If you had to come up with an occidental equivalent of Pai Ping- ping, you might describe her as the Cilla Black of Taiwan. Even before the awful events of this spring, everyone with a television set knew her as a singer, comedienne and presenter.

Like her British counterpart, Ping-ping was born in a northern port city, Keelung, and became famous for her bantering use of the local dialect. She began her career as a pop starlet; in middle age she hosted one of the most popular variety shows.She was also admired as a devoted single mother, and it is the fate of her daughter, a beautiful 17-year-old named Hsiao-yen, which has brought Ping-ping a greater, though more terrible, fame than she had as an entertainer.

In April, Hsiao-yen was snatched from the street by a group of men who demanded a ransom of pounds 3.2m. They sent photographs of her, naked, her face covered in masking tape, with a note from the girl begging for the money. A later delivery contained her little finger.

Four times, Ping-ping agreed to meet the kidnappers and hand over the ransom; four times they failed to turn up.

The country held its breath for Pai Hsiao-yen, and a distraught Ping- ping gave almost daily news conferences beseeching the government to do something. A thousand police were mobilised and Lien Chan, Taiwan's Prime Minister and Vice-President, made a personal visit to assure her that every effort was being made. Then, two weeks after her disappearance, Hsiao-yen's body was found, naked, bound and mutilated, at the bottom of a water-filled drainage ditch on the outskirts of Taipei.

Almost immediately, the search for scapegoats began. The charismatic Mr Lien blamed first the media - at least one planned drop-off of ransom money was spoiled when camera crews turned up at the appointed spot - and then local officials. But over the next few weeks, the Taiwanese made it clear whom they blamed for their island's crime problem.

The Saturday after Hsiao-yen's body was found, 50,000 marched to the presidential office in Taipei calling for President Lee Teng-hui to dismiss his cabinet. Lasers projected anti-government slogans on to the buildings around the square. "I watched it and it was clear that these people were not the average political agitators," says Ma Ying-jeou, then a cabinet minister. "They were housewives, civil servants, professors, the middle class. I thought about it for three days, then I decided to resign."

Two other ministers then resigned as well, and President Lee made an apology, but the public were not assuaged. Two months on, the killing seems to have been the final straw.

A few months earlier, a well-known regional commissioner was gunned down in his office with seven associates. A week later, the naked body of a popular women's rights activist was found in southern Taiwan. She had been raped and stabbed 35 times. Hsiao-yen's death was just the most shocking manifestation of an epidemic of violent crime.

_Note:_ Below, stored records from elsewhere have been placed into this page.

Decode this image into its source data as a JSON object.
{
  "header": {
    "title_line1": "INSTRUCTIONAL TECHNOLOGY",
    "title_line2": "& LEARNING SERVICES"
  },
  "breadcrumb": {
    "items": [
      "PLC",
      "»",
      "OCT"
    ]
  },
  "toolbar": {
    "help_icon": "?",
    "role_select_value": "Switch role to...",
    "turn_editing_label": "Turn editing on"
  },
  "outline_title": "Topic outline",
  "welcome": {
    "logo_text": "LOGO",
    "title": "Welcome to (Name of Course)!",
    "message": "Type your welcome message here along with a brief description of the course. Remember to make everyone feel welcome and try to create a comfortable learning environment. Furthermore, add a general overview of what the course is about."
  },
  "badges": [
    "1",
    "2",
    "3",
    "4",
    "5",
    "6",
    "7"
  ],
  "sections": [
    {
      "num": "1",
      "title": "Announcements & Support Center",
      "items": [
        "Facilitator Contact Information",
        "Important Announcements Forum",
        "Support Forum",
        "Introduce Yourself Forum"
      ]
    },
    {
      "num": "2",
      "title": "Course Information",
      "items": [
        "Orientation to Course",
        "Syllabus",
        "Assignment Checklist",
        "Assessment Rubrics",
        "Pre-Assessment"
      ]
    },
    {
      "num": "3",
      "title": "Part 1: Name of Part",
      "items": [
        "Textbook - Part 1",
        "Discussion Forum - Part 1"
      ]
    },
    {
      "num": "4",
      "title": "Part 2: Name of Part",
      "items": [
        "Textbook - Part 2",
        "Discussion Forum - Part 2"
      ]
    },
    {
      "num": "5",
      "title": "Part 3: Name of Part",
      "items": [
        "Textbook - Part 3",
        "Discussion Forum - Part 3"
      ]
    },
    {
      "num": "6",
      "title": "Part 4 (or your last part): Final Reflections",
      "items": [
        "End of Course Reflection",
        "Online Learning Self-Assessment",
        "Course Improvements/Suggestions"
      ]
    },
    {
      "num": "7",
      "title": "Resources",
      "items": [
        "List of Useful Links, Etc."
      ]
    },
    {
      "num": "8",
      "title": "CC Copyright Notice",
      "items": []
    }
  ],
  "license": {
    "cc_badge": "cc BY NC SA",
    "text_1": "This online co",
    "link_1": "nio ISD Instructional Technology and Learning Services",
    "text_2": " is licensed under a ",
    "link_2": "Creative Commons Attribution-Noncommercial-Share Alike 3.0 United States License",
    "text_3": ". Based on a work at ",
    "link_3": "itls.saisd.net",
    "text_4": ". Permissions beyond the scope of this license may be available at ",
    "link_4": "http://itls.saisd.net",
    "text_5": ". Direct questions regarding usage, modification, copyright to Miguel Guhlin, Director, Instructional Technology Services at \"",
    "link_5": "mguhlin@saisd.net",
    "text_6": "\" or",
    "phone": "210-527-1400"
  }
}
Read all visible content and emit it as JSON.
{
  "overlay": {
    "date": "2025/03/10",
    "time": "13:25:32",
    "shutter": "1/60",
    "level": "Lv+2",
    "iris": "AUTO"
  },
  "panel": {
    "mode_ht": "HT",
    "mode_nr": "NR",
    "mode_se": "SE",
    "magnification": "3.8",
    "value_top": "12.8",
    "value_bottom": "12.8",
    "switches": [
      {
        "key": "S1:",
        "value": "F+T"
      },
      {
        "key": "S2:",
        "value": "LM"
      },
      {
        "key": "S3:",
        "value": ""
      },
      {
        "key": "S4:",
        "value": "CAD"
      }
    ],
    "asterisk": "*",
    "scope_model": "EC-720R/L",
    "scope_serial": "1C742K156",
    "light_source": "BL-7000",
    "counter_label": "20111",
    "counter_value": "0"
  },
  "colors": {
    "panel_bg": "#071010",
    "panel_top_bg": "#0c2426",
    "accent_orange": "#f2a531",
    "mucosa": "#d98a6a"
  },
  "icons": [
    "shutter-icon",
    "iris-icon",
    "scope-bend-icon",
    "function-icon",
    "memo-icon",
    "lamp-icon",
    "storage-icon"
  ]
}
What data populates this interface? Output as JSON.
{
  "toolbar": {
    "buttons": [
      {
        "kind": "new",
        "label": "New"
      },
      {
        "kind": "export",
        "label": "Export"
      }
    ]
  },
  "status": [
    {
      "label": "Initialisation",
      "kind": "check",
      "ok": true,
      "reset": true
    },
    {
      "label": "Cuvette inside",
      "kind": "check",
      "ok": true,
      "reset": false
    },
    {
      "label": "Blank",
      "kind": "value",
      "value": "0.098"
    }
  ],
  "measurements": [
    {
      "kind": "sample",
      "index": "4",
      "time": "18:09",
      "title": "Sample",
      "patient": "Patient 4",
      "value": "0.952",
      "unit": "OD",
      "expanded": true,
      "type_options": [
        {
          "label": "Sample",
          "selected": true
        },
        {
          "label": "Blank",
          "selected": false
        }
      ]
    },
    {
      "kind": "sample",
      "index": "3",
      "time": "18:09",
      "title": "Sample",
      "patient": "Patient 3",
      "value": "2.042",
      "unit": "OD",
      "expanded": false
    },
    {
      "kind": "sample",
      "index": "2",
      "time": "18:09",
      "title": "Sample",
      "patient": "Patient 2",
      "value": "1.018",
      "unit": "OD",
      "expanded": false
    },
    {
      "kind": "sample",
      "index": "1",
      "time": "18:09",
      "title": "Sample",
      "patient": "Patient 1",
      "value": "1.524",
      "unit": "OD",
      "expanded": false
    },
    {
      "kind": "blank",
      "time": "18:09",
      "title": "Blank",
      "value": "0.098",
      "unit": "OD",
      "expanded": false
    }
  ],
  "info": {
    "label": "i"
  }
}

Between 1990 and 1996 the crime rate rose by 80 per cent. Three million Taiwanese - one in seven - were assaulted or robbed in the second half of 1996.

Much of this crime is organised. Police figures reveal that Taiwan has 10,582 gangsters belonging to 1,236 gangs.

Even more disturbing is the degree to which crime is a part of the political system. Taiwan's Minister of Justice, Liao Cheng-hao, estimated last year that between 5 and 10 per cent of members of parliament have gang affiliations; at local level he reckoned the figure was about one- third of councillors.

The government has promised to clear up the problem and passed a Bill this year barring those convicted of gang crimes from running for office. The credibility of this initiative has been undermined, however, by a simple fact: it depends for its majority on a number of MPs who openly acknowledge their links to gangs.